At first, I thought perhaps the man had gone around injecting people with the virus. That would certainly be a horrendous crime, right?

But no. This man has received 45 years in prison for having unprotected sex. Apparently, bodily fluids can now be considered a deadly weapon.

The man, Phillipe Padieu, age 53, was described by his own attorney as a “modern day Casanova.” He infected six women with HIV by having unprotected sex with them. Prosecutors argued that Padieu’s bodily fluids were a deadly weapon because they contained HIV, the virus that causes AIDS. As a result, Padieu will be going away for assault with a deadly weapon.

I agree that people who purposely deceive their sexual partners regarding their sexual history and/or health are despicable and deserve some sort of punishment. But is it really the role of government to mete out such punishments? Since when is lying about sex against the law? Do we now have full disclosure requirements before engaging in one night stands?

More importantly, what about those six women that Mr. Padieu infected? Are they really “victims”? They made the conscious decision to have unprotected sex with a man. In today’s world, there is no excuse for engaging in unsafe sex. Unless you’ve been living under a rock for your entire life, there is virtually no chance that you are unaware of the risks of STDs, particularly HIV/AIDS. So use a condom, people!

Yes, accidents happen. Yes, condoms break. But what are the odds that SIX condoms broke with SIX different women? This guy would have to be the unluckiest guy in the world for that to happen. Which leads me to believe that the guy used his “Casanova” skills to persuade these women to forgo protection. That is reprehensible, to be sure. But is it assault?

Please don’t misunderstand me. I am in no way insensitive to the plight of those living with AIDS, and I am not trying to say that AIDS victims deserve to have such an awful disease.  What I am saying is that people who have unprotected sex, regardless of the circumstances, need to take responsibility for the consequences.

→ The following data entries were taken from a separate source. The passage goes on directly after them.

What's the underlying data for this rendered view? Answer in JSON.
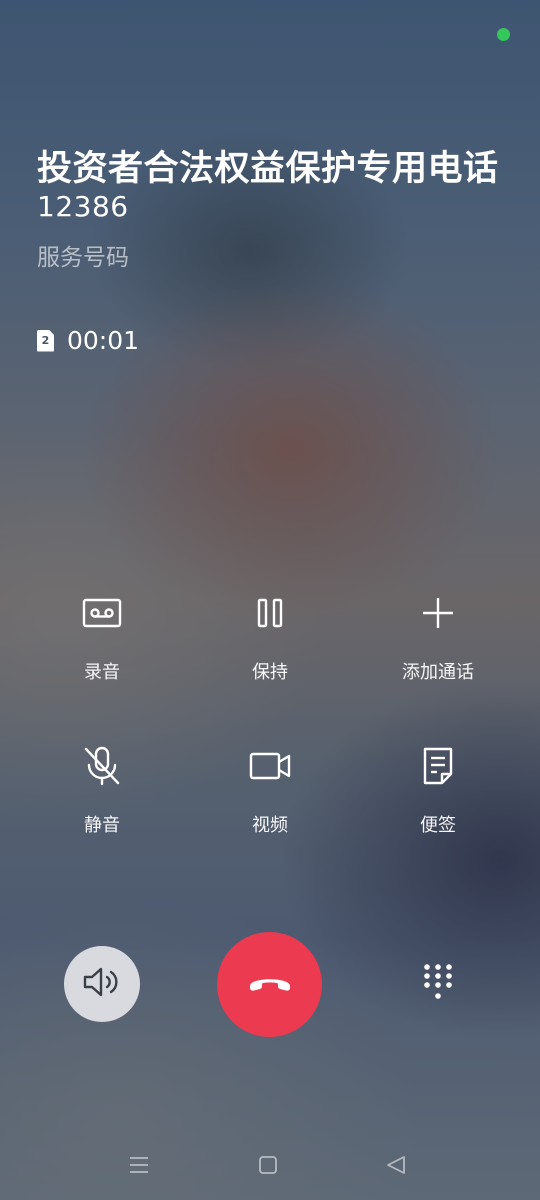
{
  "status_bar": {
    "indicator_color": "#34c759"
  },
  "caller": {
    "name": "投资者合法权益保护专用电话",
    "number": "12386",
    "type": "服务号码"
  },
  "call": {
    "sim_slot": "2",
    "timer": "00:01"
  },
  "actions": [
    {
      "label": "录音",
      "icon": "record-icon"
    },
    {
      "label": "保持",
      "icon": "pause-icon"
    },
    {
      "label": "添加通话",
      "icon": "plus-icon"
    },
    {
      "label": "静音",
      "icon": "mic-off-icon"
    },
    {
      "label": "视频",
      "icon": "video-icon"
    },
    {
      "label": "便签",
      "icon": "note-icon"
    }
  ],
  "bottom_controls": {
    "speaker_icon": "speaker-icon",
    "end_call_icon": "end-call-icon",
    "end_call_color": "#ec3b50",
    "keypad_icon": "keypad-icon"
  },
  "nav": {
    "menu_icon": "menu-icon",
    "home_icon": "home-icon",
    "back_icon": "back-icon"
  }
}
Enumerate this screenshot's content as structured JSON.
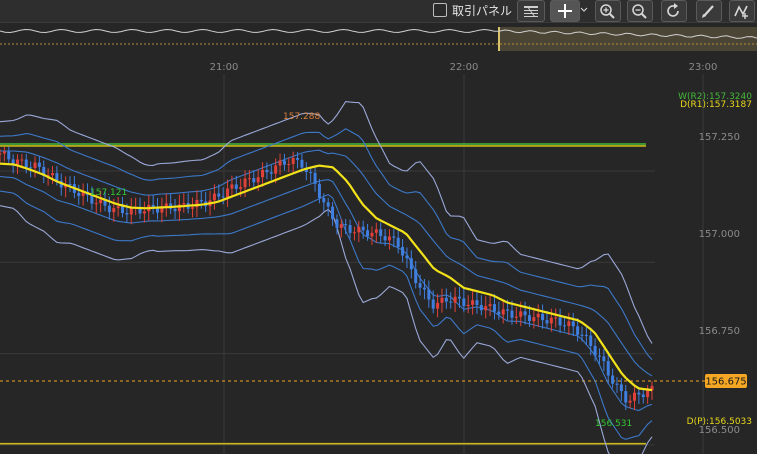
{
  "toolbar": {
    "panel_checkbox_label": "取引パネル",
    "panel_checkbox_checked": false,
    "icons": [
      "grid-settings-icon",
      "crosshair-icon",
      "zoom-in-icon",
      "zoom-out-icon",
      "refresh-icon",
      "pencil-draw-icon",
      "indicator-icon"
    ]
  },
  "colors": {
    "background": "#262626",
    "grid": "#3a3a3a",
    "up_candle": "#e0413a",
    "down_candle": "#3f7fe0",
    "ma_line": "#f2e21a",
    "band_outer": "#9aa8d8",
    "band_inner": "#3c78c8",
    "current_price": "#f5a623",
    "pivot_line": "#c8b81a",
    "w_r2_line": "#45b83a"
  },
  "chart_data": {
    "type": "candlestick",
    "x_ticks": [
      "21:00",
      "22:00",
      "23:00"
    ],
    "y_ticks": [
      "157.250",
      "157.000",
      "156.750",
      "156.500"
    ],
    "ylim": [
      156.475,
      157.565
    ],
    "series": [
      {
        "name": "close_path",
        "values": [
          157.298,
          157.28,
          157.27,
          157.262,
          157.24,
          157.218,
          157.2,
          157.182,
          157.165,
          157.15,
          157.14,
          157.142,
          157.145,
          157.148,
          157.15,
          157.152,
          157.158,
          157.165,
          157.18,
          157.2,
          157.215,
          157.23,
          157.245,
          157.265,
          157.28,
          157.27,
          157.22,
          157.15,
          157.1,
          157.09,
          157.085,
          157.08,
          157.07,
          157.05,
          156.98,
          156.92,
          156.88,
          156.9,
          156.895,
          156.885,
          156.88,
          156.87,
          156.86,
          156.855,
          156.85,
          156.845,
          156.84,
          156.83,
          156.81,
          156.77,
          156.72,
          156.66,
          156.62,
          156.64,
          156.65
        ]
      },
      {
        "name": "ma",
        "values": [
          157.27,
          157.268,
          157.255,
          157.24,
          157.22,
          157.205,
          157.19,
          157.175,
          157.16,
          157.15,
          157.148,
          157.15,
          157.152,
          157.155,
          157.158,
          157.165,
          157.18,
          157.195,
          157.21,
          157.225,
          157.24,
          157.255,
          157.265,
          157.26,
          157.22,
          157.16,
          157.12,
          157.1,
          157.08,
          157.03,
          156.98,
          156.96,
          156.93,
          156.92,
          156.91,
          156.89,
          156.88,
          156.87,
          156.86,
          156.85,
          156.84,
          156.81,
          156.75,
          156.69,
          156.655,
          156.65
        ]
      }
    ],
    "annotations": [
      {
        "text": "157.288",
        "x": "20:55",
        "y": 157.288,
        "color": "#d9803a"
      },
      {
        "text": "157.121",
        "x": "20:22",
        "y": 157.121,
        "color": "#32c832"
      },
      {
        "text": "156.531",
        "x": "22:54",
        "y": 156.531,
        "color": "#32c832"
      }
    ],
    "horizontal_lines": [
      {
        "label": "W(R2):157.3240",
        "value": 157.324
      },
      {
        "label": "D(R1):157.3187",
        "value": 157.3187
      },
      {
        "label": "D(P):156.5033",
        "value": 156.5033
      }
    ],
    "current_price": "156.675",
    "current_price_value": 156.675
  }
}
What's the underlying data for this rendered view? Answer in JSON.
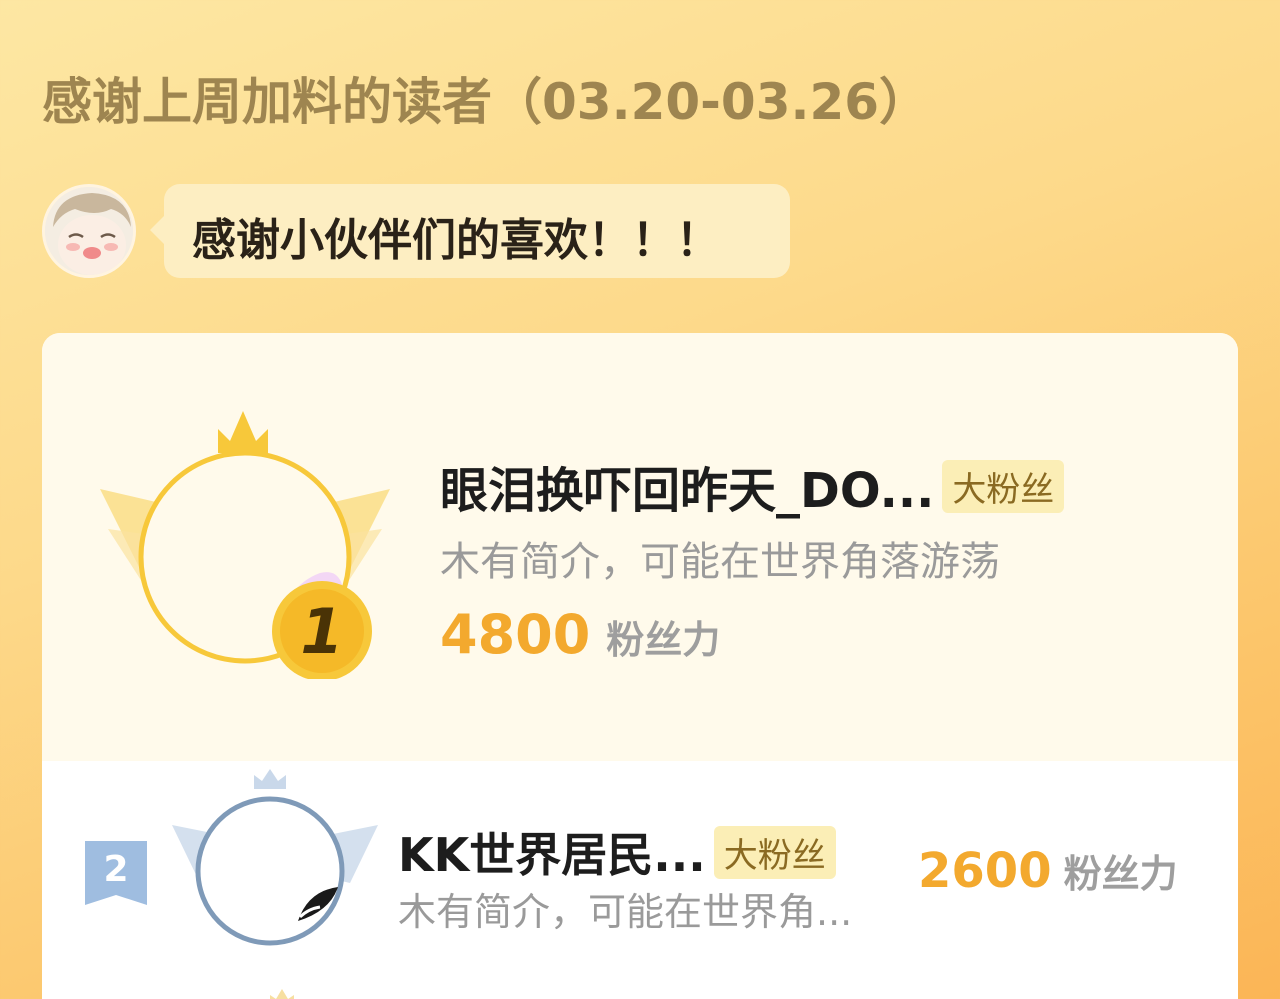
{
  "header": {
    "title": "感谢上周加料的读者（03.20-03.26）"
  },
  "author_message": {
    "text": "感谢小伙伴们的喜欢！！！"
  },
  "ranking": [
    {
      "rank": "1",
      "name": "眼泪换吓回昨天_DO...",
      "badge": "大粉丝",
      "bio": "木有简介，可能在世界角落游荡",
      "score": "4800",
      "score_label": "粉丝力"
    },
    {
      "rank": "2",
      "name": "KK世界居民...",
      "badge": "大粉丝",
      "bio": "木有简介，可能在世界角...",
      "score": "2600",
      "score_label": "粉丝力"
    }
  ],
  "colors": {
    "accent": "#f3a92e",
    "gold": "#f7c83a",
    "silver": "#7f9ab8"
  }
}
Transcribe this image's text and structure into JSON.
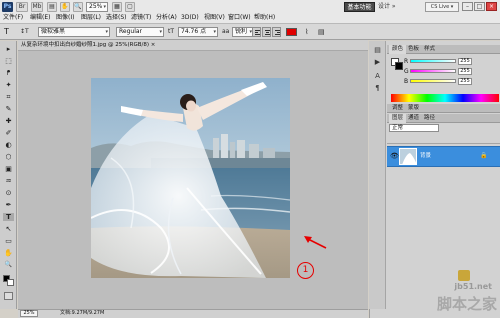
{
  "app": {
    "logo": "Ps",
    "toolbar_buttons": [
      "Br",
      "Mb"
    ],
    "zoom_display": "25%",
    "workspace_active": "基本功能",
    "workspace_other": "设计 »",
    "cs_live": "CS Live ▾"
  },
  "menu": [
    "文件(F)",
    "编辑(E)",
    "图像(I)",
    "图层(L)",
    "选择(S)",
    "滤镜(T)",
    "分析(A)",
    "3D(D)",
    "视图(V)",
    "窗口(W)",
    "帮助(H)"
  ],
  "options": {
    "tool_icon": "T",
    "orient_icon": "↕T",
    "font_family": "微软雅黑",
    "font_style": "Regular",
    "size_icon": "tT",
    "font_size": "74.76 点",
    "aa_icon": "aa",
    "antialias": "锐利",
    "text_color": "#e00000"
  },
  "document": {
    "tab_title": "从复杂环境中扣出白纱婚纱照1.jpg @ 25%(RGB/8) ×",
    "status_zoom": "25%",
    "status_doc": "文档:9.27M/9.27M"
  },
  "annotation": {
    "label": "1",
    "color": "#e60000"
  },
  "tools": [
    "▸",
    "⬚",
    "ᖰ",
    "✦",
    "⌗",
    "✎",
    "✚",
    "✐",
    "◐",
    "⬡",
    "▣",
    "♒",
    "⊙",
    "✒",
    "T",
    "↖",
    "▭",
    "✋",
    "🔍"
  ],
  "panels": {
    "color_tabs": [
      "颜色",
      "色板",
      "样式"
    ],
    "channels": [
      {
        "label": "R",
        "value": "255"
      },
      {
        "label": "G",
        "value": "255"
      },
      {
        "label": "B",
        "value": "255"
      }
    ],
    "adjust_tabs": [
      "调整",
      "蒙版"
    ],
    "layers_tabs": [
      "图层",
      "通道",
      "路径"
    ],
    "blend_mode": "正常",
    "layer_name": "背景"
  },
  "watermark": {
    "url": "jb51.net",
    "name": "脚本之家"
  }
}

What this man did was wrong. But his sexual partners are not blameless, and they are certainly not victims of assault with a deadly weapon.

This decision sets a dangerous precedent. What the court has basically said is that anyone who knowingly transmits a deadly disease is guilty of assault with a deadly weapon, and that anyone who chooses to have unprotected sex and contracts a deadly disease as a result is blameless. Bad idea, guys.